Presentation: Scrapy: it GETs the web

Friday 11:30 a.m.–noon

Scrapy: it GETs the web

Asheesh Laroia

Audience level:: Intermediate
Category:: Best Practices/Patterns

Description

Scrapy lets you straightforwardly pull data out of the web. It helps you retry if the site is down, extract content from pages using CSS selectors (or XPath), and cover your code with tests. It downloads asynchronously with high performance. You program to a simple model, and it's good for web APIs, too.

If you use requests, mechanize, or celery for HTTP, you should probably switch to scrapy.

Abstract

Extracting data from the web is often error-prone, hard to test, and slow. Scrapy changes all of that.

In this talk, we take two different types of web data retrieval -- one that scrapes data out of HTML, and another that uses a RESTful API -- and show how both can be improved by Scrapy.
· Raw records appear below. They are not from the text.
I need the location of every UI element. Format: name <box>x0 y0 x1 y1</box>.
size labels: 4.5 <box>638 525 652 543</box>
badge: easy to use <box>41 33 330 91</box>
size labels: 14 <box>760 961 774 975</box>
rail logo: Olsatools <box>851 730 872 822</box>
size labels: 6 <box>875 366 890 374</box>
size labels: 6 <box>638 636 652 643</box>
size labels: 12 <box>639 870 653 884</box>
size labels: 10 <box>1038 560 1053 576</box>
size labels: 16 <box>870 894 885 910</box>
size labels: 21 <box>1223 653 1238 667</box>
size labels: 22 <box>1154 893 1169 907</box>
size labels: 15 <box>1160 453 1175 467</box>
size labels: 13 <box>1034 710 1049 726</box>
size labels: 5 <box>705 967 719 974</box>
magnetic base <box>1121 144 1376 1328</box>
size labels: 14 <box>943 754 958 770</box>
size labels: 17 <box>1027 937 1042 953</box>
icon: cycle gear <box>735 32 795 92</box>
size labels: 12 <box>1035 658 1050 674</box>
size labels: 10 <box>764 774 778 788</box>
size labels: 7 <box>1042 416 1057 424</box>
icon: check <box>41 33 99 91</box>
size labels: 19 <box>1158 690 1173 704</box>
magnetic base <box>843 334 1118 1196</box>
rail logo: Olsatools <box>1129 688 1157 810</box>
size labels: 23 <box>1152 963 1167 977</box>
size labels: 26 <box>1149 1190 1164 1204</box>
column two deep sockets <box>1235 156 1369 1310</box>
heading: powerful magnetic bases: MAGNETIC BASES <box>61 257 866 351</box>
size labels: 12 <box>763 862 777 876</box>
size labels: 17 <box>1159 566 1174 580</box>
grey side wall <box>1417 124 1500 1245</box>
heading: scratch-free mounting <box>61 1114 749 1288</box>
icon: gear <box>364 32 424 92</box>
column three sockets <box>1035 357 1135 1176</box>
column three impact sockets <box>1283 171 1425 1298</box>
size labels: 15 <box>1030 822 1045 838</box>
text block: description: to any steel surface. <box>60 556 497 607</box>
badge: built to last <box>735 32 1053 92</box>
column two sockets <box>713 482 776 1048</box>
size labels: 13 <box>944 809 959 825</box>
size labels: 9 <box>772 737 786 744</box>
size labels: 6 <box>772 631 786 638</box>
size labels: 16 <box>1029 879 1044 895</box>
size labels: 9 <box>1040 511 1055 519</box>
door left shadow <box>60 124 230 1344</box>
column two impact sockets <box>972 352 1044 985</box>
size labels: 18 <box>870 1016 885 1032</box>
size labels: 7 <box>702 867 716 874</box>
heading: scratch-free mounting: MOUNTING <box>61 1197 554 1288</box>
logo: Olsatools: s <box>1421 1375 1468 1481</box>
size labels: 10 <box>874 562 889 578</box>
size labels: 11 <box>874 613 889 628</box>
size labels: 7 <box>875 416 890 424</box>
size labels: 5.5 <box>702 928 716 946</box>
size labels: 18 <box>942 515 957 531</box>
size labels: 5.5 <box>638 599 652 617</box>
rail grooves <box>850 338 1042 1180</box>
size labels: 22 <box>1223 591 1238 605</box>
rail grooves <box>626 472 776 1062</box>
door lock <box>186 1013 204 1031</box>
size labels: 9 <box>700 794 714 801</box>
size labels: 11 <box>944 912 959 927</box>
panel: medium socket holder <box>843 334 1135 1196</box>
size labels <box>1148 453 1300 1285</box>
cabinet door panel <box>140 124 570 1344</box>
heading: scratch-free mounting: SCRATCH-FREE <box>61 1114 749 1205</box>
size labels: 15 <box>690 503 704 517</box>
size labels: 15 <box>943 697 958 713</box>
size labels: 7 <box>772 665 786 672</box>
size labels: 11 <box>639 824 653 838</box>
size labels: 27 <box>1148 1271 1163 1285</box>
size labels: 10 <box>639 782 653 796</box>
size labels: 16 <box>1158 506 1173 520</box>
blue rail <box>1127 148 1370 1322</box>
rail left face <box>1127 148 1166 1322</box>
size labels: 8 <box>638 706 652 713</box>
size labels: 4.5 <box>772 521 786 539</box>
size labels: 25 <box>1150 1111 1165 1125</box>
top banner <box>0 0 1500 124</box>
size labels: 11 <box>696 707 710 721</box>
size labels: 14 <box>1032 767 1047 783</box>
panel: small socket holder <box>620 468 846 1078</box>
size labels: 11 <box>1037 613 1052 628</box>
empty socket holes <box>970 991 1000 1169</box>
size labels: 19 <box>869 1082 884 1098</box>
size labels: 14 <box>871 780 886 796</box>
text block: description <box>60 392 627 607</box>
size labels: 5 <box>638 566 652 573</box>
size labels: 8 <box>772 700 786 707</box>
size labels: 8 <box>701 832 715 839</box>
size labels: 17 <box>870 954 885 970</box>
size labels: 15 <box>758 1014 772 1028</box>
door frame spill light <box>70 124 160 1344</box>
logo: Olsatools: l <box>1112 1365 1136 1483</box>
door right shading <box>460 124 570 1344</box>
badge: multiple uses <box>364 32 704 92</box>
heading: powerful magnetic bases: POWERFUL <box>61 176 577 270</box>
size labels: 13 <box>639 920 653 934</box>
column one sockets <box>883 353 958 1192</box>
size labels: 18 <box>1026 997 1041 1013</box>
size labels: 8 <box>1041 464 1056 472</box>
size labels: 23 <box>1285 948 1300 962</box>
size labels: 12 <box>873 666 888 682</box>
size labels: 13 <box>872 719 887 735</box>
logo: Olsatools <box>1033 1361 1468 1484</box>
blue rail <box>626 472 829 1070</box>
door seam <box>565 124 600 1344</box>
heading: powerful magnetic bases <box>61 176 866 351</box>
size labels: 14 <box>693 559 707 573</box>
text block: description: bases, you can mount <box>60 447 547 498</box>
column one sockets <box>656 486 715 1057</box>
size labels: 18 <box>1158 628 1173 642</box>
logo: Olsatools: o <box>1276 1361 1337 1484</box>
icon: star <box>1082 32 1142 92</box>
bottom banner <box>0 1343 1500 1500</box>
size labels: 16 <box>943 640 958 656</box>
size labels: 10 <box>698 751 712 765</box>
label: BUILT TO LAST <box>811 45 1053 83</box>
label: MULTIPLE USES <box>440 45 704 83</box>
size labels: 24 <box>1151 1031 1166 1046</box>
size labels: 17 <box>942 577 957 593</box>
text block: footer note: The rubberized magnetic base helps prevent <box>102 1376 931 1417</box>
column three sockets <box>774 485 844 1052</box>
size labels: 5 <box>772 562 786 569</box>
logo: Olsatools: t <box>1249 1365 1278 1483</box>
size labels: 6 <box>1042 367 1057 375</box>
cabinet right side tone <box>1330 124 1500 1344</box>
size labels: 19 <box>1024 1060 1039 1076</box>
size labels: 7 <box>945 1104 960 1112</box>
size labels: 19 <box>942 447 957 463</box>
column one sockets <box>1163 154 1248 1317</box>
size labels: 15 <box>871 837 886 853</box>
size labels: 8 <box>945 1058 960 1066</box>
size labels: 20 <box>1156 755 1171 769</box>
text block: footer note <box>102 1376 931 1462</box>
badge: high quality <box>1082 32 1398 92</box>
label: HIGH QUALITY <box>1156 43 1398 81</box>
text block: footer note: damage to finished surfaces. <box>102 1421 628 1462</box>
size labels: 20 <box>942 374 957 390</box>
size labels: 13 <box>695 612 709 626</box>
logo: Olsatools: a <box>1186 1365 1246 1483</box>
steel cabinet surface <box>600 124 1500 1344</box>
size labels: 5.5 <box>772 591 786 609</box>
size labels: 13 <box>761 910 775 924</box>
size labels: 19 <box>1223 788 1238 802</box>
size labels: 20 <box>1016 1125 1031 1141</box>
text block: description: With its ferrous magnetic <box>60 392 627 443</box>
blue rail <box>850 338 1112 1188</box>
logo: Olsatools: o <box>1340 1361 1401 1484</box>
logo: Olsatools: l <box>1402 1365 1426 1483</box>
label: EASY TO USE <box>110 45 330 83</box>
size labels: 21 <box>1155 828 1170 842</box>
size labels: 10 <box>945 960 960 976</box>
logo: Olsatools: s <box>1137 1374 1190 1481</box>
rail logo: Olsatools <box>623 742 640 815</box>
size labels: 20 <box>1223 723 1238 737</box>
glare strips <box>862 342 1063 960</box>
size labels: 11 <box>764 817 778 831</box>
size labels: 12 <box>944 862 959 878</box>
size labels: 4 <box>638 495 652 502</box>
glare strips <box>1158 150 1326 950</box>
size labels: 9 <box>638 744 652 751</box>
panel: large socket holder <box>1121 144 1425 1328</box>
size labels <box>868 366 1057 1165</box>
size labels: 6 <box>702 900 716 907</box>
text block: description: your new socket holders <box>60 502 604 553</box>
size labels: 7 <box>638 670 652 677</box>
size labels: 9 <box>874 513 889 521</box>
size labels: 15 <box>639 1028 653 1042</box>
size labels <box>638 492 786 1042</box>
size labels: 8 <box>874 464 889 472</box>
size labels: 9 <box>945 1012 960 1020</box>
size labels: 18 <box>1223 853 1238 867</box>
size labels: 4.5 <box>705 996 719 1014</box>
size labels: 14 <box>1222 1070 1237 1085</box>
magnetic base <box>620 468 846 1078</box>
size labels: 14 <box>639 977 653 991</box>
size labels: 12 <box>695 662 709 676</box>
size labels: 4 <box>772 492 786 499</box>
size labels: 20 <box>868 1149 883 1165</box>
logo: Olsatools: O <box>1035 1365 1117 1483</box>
Part I: Scraping without Scrapy

Web pages render into DOM nodes
Demonstrate a basic way to scrape a page: urllib2.urlopen() + lxml.html
Send the data somewhere by a synchronous call

Part II: Importing Scrapy components for programmer sanity

Using scrapy.items.Item to define what you are scraping out
Using scrapy.spider.BaseSpider to clarify the code
Running spiders: You just got async for free
Discussion: What does async buy you? Quick benchmarks of 200 simultaneous connections with Scrapy and without.
Sending data out the data pipeline

Part III: Everyone "loves" JavaScript

spidermonkey with Scrapy
Automating an entire Firefox with Selenium RC

Part IV: Automated testing when using Scrapy

Why testing is hard with synchronous scrapers
How to run scrapy.spider.BaseSpiders from Python unittest
How to test offline (by keeping a copy of needed pages)
No synchronous calls, so tests run fast

Part V: Improving a Wikipedia API client with Scrapy

Start with a synchronous API client
When the web service is down, watch it crash
Make it a "scrapy.spider", and get automatic retry on failure
Configure the request scheduler to not hammer Wikipedia

Part VI. Scrapy with Django

Like ModelForms, but for scraping: Scrapy's DjangoItem
Imperfect integration, but discipline gives results
Think in terms of scrapy.items.Item

Conclusion:

Asheesh's rules for sane scraping

Separate downloading from parsing.
Maintain high test coverage.
Be explicit about what data you pass from the wild, wild web into your application code.
Coding with Scrapy gives you all of these, unlike other scraping libraries.
When Scrapy isn't appropriate
Short scripts sometimes feel a serious burden from the verbose API.
If you really want exceptions on failure.
Even if you use something else, you will love Scrapy's documentation on scraping in general.